Flagship 3: Food Safety
This Flagship Program, led by the International Livestock Research Institute, addresses challenges related to the growing need to better understand food safety solutions that can work in informal or formalizing markets. There is an urgent need for technical and institutional solutions, and broader policy and regulatory approaches to manage food safety risks in an equitable manner in dynamic food markets like Bangladesh. This research will be closely integrated into the overall food systems approach under Flagship 1: Food Systems for Healthier Diets.
Risks in informal markets for nutrient-rich perishables like meat, milk, fish, and vegetables are particularly important owing to changing consumer preferences and market structures. Flagship 3 aims to make government programs mainstream food safety and health related to chemical contamination, metals, and anti-microbial resistance; as critical issues in production and consumption. With intensive collaboration with the Bangladesh Food Safety Authority (BFSA), A4NH is looking at food safety issues related to knowledge generation, policy analysis, and advocacy. The flagship aims to analyze policies and mechanisms (food safety laws and institutions) that can meet the food safety delivery and occupational health needs of evolving food systems.
Flagship 4: Supporting Policies, Programs, and Enabling Action through Research (SPEAR)
Nutrition and agriculture are directly linked, but in many low- and middle-income countries, where a high dependence on agriculture- based livelihoods coexists with a high burden of undernutrition, there is a disconnect between agriculture and nutrition. The many links between agriculture and nutrition suggest that agricultural policies, interventions, and programs can be better designed to enhance nutrition and health benefits.
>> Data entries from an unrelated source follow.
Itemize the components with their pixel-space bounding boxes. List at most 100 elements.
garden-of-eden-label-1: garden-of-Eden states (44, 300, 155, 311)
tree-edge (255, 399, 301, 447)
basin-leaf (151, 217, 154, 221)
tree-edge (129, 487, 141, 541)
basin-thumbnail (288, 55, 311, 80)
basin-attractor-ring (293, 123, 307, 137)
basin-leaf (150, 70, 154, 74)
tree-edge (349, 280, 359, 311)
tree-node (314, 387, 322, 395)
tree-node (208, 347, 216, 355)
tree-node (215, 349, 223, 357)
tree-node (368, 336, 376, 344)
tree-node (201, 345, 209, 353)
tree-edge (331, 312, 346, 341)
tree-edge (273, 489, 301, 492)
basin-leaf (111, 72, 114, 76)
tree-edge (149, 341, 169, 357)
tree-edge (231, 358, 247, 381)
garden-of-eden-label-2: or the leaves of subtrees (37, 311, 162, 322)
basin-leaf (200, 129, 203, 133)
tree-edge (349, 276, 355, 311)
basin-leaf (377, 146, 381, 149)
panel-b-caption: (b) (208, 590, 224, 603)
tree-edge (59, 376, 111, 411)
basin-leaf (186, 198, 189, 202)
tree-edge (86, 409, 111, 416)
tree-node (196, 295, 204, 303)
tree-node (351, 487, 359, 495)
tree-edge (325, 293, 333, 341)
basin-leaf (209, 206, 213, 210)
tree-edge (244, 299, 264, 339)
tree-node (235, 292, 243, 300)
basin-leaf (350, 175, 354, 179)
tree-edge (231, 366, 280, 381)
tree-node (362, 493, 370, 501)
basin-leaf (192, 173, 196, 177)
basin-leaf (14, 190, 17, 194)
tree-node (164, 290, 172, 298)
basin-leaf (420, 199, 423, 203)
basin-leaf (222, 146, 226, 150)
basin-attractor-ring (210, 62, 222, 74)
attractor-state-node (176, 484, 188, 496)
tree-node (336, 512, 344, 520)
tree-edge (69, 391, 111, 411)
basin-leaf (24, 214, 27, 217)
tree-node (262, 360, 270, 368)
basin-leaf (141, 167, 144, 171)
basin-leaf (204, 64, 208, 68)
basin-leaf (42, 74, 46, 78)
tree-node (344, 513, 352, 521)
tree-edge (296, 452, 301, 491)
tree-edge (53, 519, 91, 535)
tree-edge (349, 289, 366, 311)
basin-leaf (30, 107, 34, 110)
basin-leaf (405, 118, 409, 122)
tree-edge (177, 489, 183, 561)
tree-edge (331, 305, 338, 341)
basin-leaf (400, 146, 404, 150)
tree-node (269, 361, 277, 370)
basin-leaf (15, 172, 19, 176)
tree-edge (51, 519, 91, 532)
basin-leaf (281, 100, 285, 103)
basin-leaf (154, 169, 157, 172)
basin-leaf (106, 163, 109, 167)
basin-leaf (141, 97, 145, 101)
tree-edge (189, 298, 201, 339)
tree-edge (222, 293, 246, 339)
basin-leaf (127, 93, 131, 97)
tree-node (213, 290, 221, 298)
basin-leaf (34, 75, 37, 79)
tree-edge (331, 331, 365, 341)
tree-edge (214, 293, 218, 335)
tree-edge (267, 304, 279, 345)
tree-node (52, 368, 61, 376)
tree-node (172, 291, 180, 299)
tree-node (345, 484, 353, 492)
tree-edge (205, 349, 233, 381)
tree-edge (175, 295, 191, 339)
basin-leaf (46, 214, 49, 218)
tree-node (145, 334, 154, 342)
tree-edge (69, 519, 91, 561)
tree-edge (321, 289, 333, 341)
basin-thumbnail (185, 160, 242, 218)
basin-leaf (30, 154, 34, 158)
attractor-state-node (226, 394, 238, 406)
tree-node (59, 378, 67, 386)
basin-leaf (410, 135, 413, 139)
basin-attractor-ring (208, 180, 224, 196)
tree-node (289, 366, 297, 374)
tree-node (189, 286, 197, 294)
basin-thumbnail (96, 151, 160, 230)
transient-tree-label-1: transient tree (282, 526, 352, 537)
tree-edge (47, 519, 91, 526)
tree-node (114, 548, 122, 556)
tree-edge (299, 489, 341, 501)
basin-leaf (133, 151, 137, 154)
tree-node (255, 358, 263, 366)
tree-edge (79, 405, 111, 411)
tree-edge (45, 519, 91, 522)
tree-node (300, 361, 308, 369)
In Bangladesh, SPEAR is led by IFPRI. One of the pioneer project is ANGeL, a pilot project (2015–18), designed by IFPRI and implemented by the Ministry of Agriculture, aims to identify actions and investments in agriculture that will help to improve nutrition and empower women. The Ministry of Agriculture will use ANGeL data to (1) identify which interventions most effectively increase agricultural diversity, improve nutrition, and promote women’s empowerment; and (2) scale up the most effective interventions all over Bangladesh.” ANGeL is the first ministry-led initiative in Bangladesh to use evidence from a randomized controlled trial to design a national program.
Akhter Ahmed, A4NH and IFPRI Country Representative in Bangladesh, discusses the ANGeL project:
Under Flagship 4, SPEAR aims to leverage agriculture for nutrition, which involves (a) making agricultural programs more nutrition- sensitive and more effective in improving nutrition and health, (b) creating and strengthening policy environments that enable agriculture to support nutrition and health goals, and (c) developing capacity and leadership to use evidence-informed decision making to enhance the impact of agriculture on nutrition and health.